Incorporating documentation into the workflow for clinical staff can ease reporting burdens for the RO Model but should be designed in a way to meet universal needs across all sites. For example, depression screening is a common metric across multiple programs, but not all provider sites within a health system may be required to participate in the RO Model. It is important to be mindful of creating synergy with other programs across multiple electronic medical record (EMR) workflows.

It is also important to understand the patient care needs for a given population. The workflow designed must be equitable across all payer beneficiaries. Standardizing care plans with physician input fosters an environment of collaboration that can extend outside the health system to increase communication regarding transitions of care.

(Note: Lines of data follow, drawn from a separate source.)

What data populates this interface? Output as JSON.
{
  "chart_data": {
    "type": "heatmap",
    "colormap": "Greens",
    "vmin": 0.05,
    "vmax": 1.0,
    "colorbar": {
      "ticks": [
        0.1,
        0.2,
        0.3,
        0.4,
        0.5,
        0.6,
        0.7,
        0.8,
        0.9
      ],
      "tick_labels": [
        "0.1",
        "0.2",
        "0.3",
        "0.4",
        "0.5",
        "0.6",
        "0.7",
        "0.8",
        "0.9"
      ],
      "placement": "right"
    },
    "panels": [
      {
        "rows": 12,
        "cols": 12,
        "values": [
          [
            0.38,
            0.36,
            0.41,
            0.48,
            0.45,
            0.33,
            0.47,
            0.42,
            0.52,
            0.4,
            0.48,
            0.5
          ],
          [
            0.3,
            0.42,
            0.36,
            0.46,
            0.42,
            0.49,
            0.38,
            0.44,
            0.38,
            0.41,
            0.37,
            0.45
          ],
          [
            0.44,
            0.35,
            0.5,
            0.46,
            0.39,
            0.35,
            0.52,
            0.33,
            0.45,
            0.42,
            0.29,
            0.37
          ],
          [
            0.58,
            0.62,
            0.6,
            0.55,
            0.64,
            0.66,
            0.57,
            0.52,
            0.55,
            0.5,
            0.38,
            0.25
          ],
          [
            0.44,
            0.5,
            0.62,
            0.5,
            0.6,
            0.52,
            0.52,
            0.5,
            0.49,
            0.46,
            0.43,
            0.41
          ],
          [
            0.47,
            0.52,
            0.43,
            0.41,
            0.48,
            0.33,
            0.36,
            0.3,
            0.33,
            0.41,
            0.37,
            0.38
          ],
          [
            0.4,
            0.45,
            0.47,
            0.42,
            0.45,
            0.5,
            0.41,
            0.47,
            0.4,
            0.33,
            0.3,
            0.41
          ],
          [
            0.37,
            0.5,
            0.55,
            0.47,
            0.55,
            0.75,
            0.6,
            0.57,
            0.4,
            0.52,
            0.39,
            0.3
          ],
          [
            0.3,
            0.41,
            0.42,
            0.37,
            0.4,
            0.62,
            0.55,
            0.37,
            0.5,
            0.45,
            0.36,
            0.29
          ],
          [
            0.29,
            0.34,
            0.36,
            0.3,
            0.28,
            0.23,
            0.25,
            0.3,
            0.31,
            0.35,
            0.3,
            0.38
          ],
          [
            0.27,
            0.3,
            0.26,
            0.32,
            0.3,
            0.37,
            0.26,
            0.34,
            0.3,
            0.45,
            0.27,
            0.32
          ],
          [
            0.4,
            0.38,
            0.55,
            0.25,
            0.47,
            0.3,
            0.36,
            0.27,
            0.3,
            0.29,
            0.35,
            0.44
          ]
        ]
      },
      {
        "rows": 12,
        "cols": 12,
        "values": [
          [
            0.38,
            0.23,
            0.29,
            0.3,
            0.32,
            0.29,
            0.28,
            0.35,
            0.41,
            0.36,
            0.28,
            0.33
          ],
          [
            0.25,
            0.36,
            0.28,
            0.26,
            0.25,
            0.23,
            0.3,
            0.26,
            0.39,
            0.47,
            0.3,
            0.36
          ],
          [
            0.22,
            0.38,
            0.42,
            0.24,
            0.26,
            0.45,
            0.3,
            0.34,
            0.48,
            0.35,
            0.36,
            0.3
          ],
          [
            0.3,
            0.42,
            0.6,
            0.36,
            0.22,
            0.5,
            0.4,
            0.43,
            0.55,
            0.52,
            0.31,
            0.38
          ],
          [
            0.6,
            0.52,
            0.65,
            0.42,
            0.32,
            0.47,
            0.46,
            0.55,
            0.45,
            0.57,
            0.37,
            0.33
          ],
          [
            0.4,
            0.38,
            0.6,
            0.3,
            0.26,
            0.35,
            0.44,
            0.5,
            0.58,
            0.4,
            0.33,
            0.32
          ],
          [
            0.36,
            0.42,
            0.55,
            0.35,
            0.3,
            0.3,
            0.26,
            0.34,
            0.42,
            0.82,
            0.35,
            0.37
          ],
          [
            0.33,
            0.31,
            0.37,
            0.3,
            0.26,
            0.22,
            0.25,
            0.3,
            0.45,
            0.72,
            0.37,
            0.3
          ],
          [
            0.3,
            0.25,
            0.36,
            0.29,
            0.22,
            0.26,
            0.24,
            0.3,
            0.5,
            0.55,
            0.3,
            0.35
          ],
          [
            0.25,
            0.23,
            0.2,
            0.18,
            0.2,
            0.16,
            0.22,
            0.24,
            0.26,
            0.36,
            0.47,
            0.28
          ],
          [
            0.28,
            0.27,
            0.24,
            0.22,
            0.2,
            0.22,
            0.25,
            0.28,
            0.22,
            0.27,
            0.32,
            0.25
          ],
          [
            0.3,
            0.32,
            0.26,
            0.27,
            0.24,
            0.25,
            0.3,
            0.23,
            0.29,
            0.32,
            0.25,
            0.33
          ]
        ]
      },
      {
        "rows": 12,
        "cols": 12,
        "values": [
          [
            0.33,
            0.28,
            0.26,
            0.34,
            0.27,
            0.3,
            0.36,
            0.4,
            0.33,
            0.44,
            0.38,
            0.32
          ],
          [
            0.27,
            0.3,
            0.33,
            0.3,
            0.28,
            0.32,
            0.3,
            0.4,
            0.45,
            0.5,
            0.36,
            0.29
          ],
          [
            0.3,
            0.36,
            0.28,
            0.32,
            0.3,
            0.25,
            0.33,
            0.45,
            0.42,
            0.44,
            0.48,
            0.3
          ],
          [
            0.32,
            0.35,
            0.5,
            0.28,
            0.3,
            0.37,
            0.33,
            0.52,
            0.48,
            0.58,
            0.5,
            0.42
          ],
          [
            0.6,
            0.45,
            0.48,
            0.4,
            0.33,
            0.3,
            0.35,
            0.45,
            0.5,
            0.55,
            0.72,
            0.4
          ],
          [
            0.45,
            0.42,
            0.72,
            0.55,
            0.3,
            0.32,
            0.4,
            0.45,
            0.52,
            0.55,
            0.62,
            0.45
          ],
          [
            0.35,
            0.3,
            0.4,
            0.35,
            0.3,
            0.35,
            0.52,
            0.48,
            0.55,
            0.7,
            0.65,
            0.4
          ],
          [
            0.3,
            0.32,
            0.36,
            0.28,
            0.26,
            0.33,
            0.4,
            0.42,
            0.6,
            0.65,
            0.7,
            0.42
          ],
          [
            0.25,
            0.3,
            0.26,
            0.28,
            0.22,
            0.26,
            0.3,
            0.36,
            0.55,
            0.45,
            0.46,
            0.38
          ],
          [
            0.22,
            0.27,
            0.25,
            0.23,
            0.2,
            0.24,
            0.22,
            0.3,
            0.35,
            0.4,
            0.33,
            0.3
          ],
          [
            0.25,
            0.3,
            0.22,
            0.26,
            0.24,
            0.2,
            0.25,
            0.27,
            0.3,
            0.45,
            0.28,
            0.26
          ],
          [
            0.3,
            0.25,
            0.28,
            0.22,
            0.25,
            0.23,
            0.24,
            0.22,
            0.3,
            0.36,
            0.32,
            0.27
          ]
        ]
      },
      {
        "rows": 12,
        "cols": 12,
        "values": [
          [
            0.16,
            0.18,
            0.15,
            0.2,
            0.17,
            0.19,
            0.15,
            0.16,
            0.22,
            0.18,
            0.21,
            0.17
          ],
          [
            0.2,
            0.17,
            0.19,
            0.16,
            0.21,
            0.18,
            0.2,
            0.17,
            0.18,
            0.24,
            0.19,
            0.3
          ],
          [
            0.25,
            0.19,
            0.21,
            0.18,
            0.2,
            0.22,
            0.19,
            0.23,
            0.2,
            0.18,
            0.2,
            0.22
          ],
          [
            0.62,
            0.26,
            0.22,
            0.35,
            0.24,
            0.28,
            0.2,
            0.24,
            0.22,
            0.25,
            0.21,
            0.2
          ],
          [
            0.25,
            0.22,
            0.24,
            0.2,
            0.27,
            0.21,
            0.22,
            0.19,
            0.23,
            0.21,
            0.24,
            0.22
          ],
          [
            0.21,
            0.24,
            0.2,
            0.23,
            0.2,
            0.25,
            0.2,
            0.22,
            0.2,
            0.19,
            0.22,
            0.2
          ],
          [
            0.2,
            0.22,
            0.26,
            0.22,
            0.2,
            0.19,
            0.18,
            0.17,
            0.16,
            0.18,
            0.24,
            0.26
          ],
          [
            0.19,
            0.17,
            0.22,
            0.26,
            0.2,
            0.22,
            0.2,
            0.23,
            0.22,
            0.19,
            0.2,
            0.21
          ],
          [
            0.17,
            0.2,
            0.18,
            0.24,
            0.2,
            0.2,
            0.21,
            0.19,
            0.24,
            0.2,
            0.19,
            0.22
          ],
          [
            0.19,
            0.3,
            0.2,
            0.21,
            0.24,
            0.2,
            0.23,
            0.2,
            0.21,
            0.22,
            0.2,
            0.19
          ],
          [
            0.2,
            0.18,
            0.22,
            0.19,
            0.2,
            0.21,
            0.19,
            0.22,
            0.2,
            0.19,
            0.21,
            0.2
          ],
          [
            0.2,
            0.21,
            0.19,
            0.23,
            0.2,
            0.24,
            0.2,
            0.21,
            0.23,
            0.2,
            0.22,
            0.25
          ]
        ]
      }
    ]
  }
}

One example is communicating the initial treatment planning visit to the provider administering the radiation therapy. This is an important step to ensuring the episode fulfills the professional and technical components of the model and, therefore, avoids an incomplete episode.

3. Engage care teams and patients.

Participation in a new payment model requires effective preparation, education and training. It is important to support providers and staff as they navigate the rules of a new payment model.

Engaging providers in the planning stage of care redesign efforts, workflow modifications and understanding of financial impact is crucial to fostering the environment required to succeed in value-based care.

Patient engagement is equally as important but looks a bit different. Patients need to understand their plan of care, the importance of compliance, the symptoms they may experience and how to address any issues. Patient experience is one of the quality measures in the RO Model and highlights CMMI’s objective to focus on the patient.

When effectively implemented, value-based models can be a powerful means to deliver highly reliable care. Aligning your team to collaborate and work toward shared goals is the foundation for success.